Bosnië-Herzegovina

Tatjana Meijvogel-Volk

De procedure voor opname op de lijst van cultureel erfgoed van Unesco was in volle gang, toen op 9 november 1993, vroeg in de morgen, de beroemde Stari Most van Mostar door Kroatisch-Bosnische troepen werd verwoest. Daarmee was de laatste brug over de Neretva verwoest. De brug was het symbool van deze Herzegovijnse stad en had ook zijn naam gegeven aan de stad (most = brug).

De Stari Most werd in 1566 door de beroemde Ottomaanse architect Mimar Hayruddin gebouwd en had, 20 meter boven de Neretva, eeuwenlang weer en wind, oorlogen en aardbevingen getrotseerd. Gedurende de eerste decennia was deze brug over de Neretva en daarom een belangrijke verbinding in de handelsroute tussen Venetië en Constantinopel.

Het was Hayruddin gelukt om uit witte Herzegovijnse steen de hoogste boogbrug van zijn tijd te bouwen.
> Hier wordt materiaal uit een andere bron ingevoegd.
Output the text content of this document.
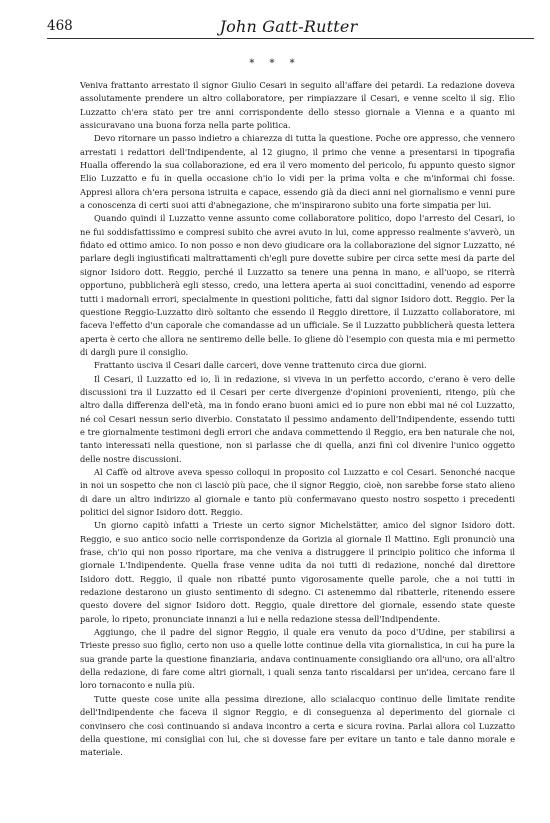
468	John Gatt-Rutter
* * *

Veniva frattanto arrestato il signor Giulio Cesari in seguito all'affare dei petardi. La redazione doveva assolutamente prendere un altro collaboratore, per rimpiazzare il Cesari, e venne scelto il sig. Elio Luzzatto ch'era stato per tre anni corrispondente dello stesso giornale a Vienna e a quanto mi assicuravano una buona forza nella parte politica.

Devo ritornare un passo indietro a chiarezza di tutta la questione. Poche ore appresso, che vennero arrestati i redattori dell'Indipendente, al 12 giugno, il primo che venne a presentarsi in tipografia Hualla offerendo la sua collaborazione, ed era il vero momento del pericolo, fu appunto questo signor Elio Luzzatto e fu in quella occasione ch'io lo vidi per la prima volta e che m'informai chi fosse. Appresi allora ch'era persona istruita e capace, essendo già da dieci anni nel giornalismo e venni pure a conoscenza di certi suoi atti d'abnegazione, che m'inspirarono subito una forte simpatia per lui.

Quando quindi il Luzzatto venne assunto come collaboratore politico, dopo l'arresto del Cesari, io ne fui soddisfattissimo e compresi subito che avrei avuto in lui, come appresso realmente s'avverò, un fidato ed ottimo amico. Io non posso e non devo giudicare ora la collaborazione del signor Luzzatto, né parlare degli ingiustificati maltrattamenti ch'egli pure dovette subire per circa sette mesi da parte del signor Isidoro dott. Reggio, perché il Luzzatto sa tenere una penna in mano, e all'uopo, se riterrà opportuno, pubblicherà egli stesso, credo, una lettera aperta ai suoi concittadini, venendo ad esporre tutti i madornali errori, specialmente in questioni politiche, fatti dal signor Isidoro dott. Reggio. Per la questione Reggio-Luzzatto dirò soltanto che essendo il Reggio direttore, il Luzzatto collaboratore, mi faceva l'effetto d'un caporale che comandasse ad un ufficiale. Se il Luzzatto pubblicherà questa lettera aperta è certo che allora ne sentiremo delle belle. Io gliene dò l'esempio con questa mia e mi permetto di dargli pure il consiglio.

Frattanto usciva il Cesari dalle carceri, dove venne trattenuto circa due giorni.

Il Cesari, il Luzzatto ed io, lì in redazione, si viveva in un perfetto accordo, c'erano è vero delle discussioni tra il Luzzatto ed il Cesari per certe divergenze d'opinioni provenienti, ritengo, più che altro dalla differenza dell'età, ma in fondo erano buoni amici ed io pure non ebbi mai né col Luzzatto, né col Cesari nessun serio diverbio. Constatato il pessimo andamento dell'Indipendente, essendo tutti e tre giornalmente testimoni degli errori che andava commettendo il Reggio, era ben naturale che noi, tanto interessati nella questione, non si parlasse che di quella, anzi finì col divenire l'unico oggetto delle nostre discussioni.

Al Caffè od altrove aveva spesso colloqui in proposito col Luzzatto e col Cesari. Senonché nacque in noi un sospetto che non ci lasciò più pace, che il signor Reggio, cioè, non sarebbe forse stato alieno di dare un altro indirizzo al giornale e tanto più confermavano questo nostro sospetto i precedenti politici del signor Isidoro dott. Reggio.

Un giorno capitò infatti a Trieste un certo signor Michelstätter, amico del signor Isidoro dott. Reggio, e suo antico socio nelle corrispondenze da Gorizia al giornale Il Mattino. Egli pronunciò una frase, ch'io qui non posso riportare, ma che veniva a distruggere il principio politico che informa il giornale L'Indipendente. Quella frase venne udita da noi tutti di redazione, nonché dal direttore Isidoro dott. Reggio, il quale non ribatté punto vigorosamente quelle parole, che a noi tutti in redazione destarono un giusto sentimento di sdegno. Ci astenemmo dal ribatterle, ritenendo essere questo dovere del signor Isidoro dott. Reggio, quale direttore del giornale, essendo state queste parole, lo ripeto, pronunciate innanzi a lui e nella redazione stessa dell'Indipendente.

Aggiungo, che il padre del signor Reggio, il quale era venuto da poco d'Udine, per stabilirsi a Trieste presso suo figlio, certo non uso a quelle lotte continue della vita giornalistica, in cui ha pure la sua grande parte la questione finanziaria, andava continuamente consigliando ora all'uno, ora all'altro della redazione, di fare come altri giornali, i quali senza tanto riscaldarsi per un'idea, cercano fare il loro tornaconto e nulla più.

Tutte queste cose unite alla pessima direzione, allo scialacquo continuo delle limitate rendite dell'Indipendente che faceva il signor Reggio, e di conseguenza al deperimento del giornale ci convinsero che così continuando si andava incontro a certa e sicura rovina. Parlai allora col Luzzatto della questione, mi consigliai con lui, che si dovesse fare per evitare un tanto e tale danno morale e materiale.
Waarschijnlijk was hij niet helemaal zeker van zijn zaak; het verhaal gaat dat hij zelf niet aanwezig was bij de opening van de brug en dat hij zich een half jaar verborgen heeft gehouden uit angst dat de brug zou instorten. Dat zou de bouwer in die tijd namelijk de kop gekost hebben.

In 1998 besloot de Unesco verder te gaan dan alleen opname op de lijst van werelderfgoederen. Ze ondersteunde actief de reconstructie van de oude brug en de aangrenzende oude stad. Daarmee ging Unesco voor de eerste maal verder dan haar eigen doelstelling. Met een krediet van de Wereldbank en ondersteuning met financiële middelen en know how uit vooral Italië, Nederland, Turkije en Kroatië, stortte men zich op een niet eerder vertoond proefproject, namelijk de reconstructie van de oude brug en de beide torens aan weerszijde van de Neretva.

De plannen van de binnen- en buitenlandse experts waren zeer ambitieus. Aanvankelijk wilde men bij de bouw zo veel mogelijk het oorspronkelijke materiaal gebruiken. Maandenlang zijn duikers bezig geweest de van de brug afkomstige stenen uit de rivier te bergen. Maar al snel kwamen de bouwers er achter dat de stenen door het sterk stromende water zo afgesleten waren dat ze niet meer op hun oorspronkelijke plaats in de brug terug konden. De reconstructie kostte zeer veel tijd: experts van de Universiteit van Heidelberg hadden alleen al twee jaar nodig om de exacte samenstelling van het oorspronkelijk gebruikte cement vast te stellen.

Het project was niettemin aantrekkelijk voor ingenieurs, archeologen en historici: zij wilden namelijk te weten komen hoe Hayruddin een dergelijke brug had kunnen bouwen zonder technische hulpmiddelen. Ondanks intensief speurwerk in Turkse archieven werd geen enkele bouwtekening van de brug gevonden. Bouwmeesters uit die tijd gaven hoogst waarschijnlijk dergelijke informatie slechts mondeling aan hun opvolgers door. Het kan zelfs zo zijn dat Hayruddin zijn geheim mee in het graf heeft genomen.

De deskundigen hebben gepoogd de originele brug zo dicht mogelijk te benaderen, het gebruikte materiaal kwam uit dezelfde Herzegovijnse steengroeve en de steenhouwers kwamen uit Turkije om de stenen met behulp van oude technieken te bewerken.

Uiteindelijk werd op 23 juli 2004 de nieuwe oude brug feestelijk heropend in aanwezigheid van vele prominenten uit binnen- en buitenland, onder de tonen van de Carmina Burana en het gelijktijdig afsteken van een enorm vuurwerk. In juli 2005 werd de oude brug, Stari Most, samen met de oude stadskern opgenomen op de Unesco-lijst van werelderfgoederen.

In 2007 werd een tweede Bosnische brug op de Unesco-lijst geplaatst, de Mehmed Paša Sokolovic-brug in Višegrad.